The Hidden Language of Laughter

Theories focusing on the evolution of laughter point to it as an important adaptation for social communication. Studies have shown that people are more likely to laugh in response to a video clip with canned laughter than to one without a laugh track, and that people are 30 times more likely to laugh in the presence of others than alone.

The necessary stimulus for laughter is not a joke, but another person, writes laughter expert and APS Fellow Robert R. Provine, professor emeritus at University of Maryland, Baltimore County, in an article in Current Directions in Psychological Science.
Just look at the canned laughter in TV sitcoms as an example: the laugh track has been a standard part of comedy almost from the birth of television.
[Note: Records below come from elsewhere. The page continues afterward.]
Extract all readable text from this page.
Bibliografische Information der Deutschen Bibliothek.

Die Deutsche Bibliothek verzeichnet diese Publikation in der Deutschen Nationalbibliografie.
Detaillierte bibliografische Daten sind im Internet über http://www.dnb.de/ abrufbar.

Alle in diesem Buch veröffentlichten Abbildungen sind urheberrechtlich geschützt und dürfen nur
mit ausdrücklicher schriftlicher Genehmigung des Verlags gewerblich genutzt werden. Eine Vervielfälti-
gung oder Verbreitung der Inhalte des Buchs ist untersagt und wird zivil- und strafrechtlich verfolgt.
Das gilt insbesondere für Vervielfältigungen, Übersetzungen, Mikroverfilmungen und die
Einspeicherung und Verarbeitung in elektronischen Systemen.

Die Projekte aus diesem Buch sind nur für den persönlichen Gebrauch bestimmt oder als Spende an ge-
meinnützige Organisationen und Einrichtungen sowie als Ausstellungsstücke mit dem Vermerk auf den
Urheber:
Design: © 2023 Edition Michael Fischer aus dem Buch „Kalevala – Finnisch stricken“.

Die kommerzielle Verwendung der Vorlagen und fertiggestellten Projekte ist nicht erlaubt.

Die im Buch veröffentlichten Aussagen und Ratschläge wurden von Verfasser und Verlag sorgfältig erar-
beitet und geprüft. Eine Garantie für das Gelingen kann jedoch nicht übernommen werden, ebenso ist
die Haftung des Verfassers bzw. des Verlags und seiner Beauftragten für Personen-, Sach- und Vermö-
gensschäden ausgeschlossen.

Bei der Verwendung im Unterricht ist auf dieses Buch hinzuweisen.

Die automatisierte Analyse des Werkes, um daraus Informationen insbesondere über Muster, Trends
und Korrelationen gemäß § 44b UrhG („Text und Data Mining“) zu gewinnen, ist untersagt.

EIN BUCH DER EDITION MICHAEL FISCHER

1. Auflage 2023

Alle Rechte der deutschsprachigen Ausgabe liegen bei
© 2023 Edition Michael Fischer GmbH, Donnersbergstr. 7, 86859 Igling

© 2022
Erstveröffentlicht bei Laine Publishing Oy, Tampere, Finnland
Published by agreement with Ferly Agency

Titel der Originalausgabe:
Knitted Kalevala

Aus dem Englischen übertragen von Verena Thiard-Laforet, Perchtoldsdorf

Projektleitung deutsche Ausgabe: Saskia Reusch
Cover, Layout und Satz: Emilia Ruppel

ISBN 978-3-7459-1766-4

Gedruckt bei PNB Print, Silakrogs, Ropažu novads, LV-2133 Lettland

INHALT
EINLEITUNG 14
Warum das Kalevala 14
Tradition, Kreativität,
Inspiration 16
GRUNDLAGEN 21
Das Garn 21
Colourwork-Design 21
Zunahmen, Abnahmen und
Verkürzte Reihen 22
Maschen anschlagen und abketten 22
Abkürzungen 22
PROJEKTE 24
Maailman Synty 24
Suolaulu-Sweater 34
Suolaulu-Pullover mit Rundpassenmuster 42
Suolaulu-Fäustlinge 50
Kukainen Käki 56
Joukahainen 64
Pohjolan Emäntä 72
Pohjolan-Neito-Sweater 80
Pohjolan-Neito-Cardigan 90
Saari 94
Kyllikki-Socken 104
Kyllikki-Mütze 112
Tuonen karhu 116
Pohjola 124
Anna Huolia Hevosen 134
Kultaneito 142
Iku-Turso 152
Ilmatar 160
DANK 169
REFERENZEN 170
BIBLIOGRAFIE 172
CBS sound engineer Charley Douglass hated dealing with the inappropriate laughter of live audiences, so in 1950 he started recording his own laugh tracks. These early laugh tracks were intended to help people sitting at home feel like they were in a more social situation, such as sitting at a crowded theater. Douglass even recorded varying types of laughter, including big laughs and small chuckles, as well as different mixtures of laughter from men, women, and children.
In doing so, Douglass picked up on one of the qualities of laughter that is now interesting researchers: a simple ha ha ha communicates an incredible amount of socially relevant information.
For example, a massive international study conducted in 2016 found that across the globe, people are able to pick up on the same subtle social cues from laughter. Samples of laughter were collected from pairs of English-speaking college students — some friends and some strangers — recorded in a lab at the University of California, Santa Cruz. An integrative team made up of more than 30 psychological scientists, anthropologists, and biologists then played audio snippets of this laughter to 966 listeners from 24 diverse societies spanning six continents, from indigenous tribes in New Guinea to urban working-class people in large cities in India and Europe. Participants then were asked whether they thought the two people laughing were friends or strangers.
On average, the results were remarkably consistent across all 24 cultures: People’s guesses about the relationship between the laughers were correct approximately 60% of the time.
Researchers also have found that different types of laughter can serve as codes to complex human social hierarchies. Across the course of two experiments, a team of psychological scientists led by Christopher Oveis of University of California, San Diego, found that high-status individuals had different laughs than low-status individuals, and that strangers’ judgments of an individual’s social status were influenced by the dominant or submissive quality of the person’s laughter.

Laughing in the presence of others indicates the interaction is safe, the researchers explain. While the norms of most social groups prevent direct, unambiguous acts of aggression and dominance, the use of laughter may free individuals to display dominance because laughter renders the act less serious.
In the first study, the researchers wanted to know whether high- and low-status individuals actually do laugh differently.
To test this, 48 male college students were randomly assigned to groups of four, with each group composed of two low-status members (pledges who had just joined a fraternity a month earlier) and two high-status members (older students who had been active in the fraternity for at least 2 years).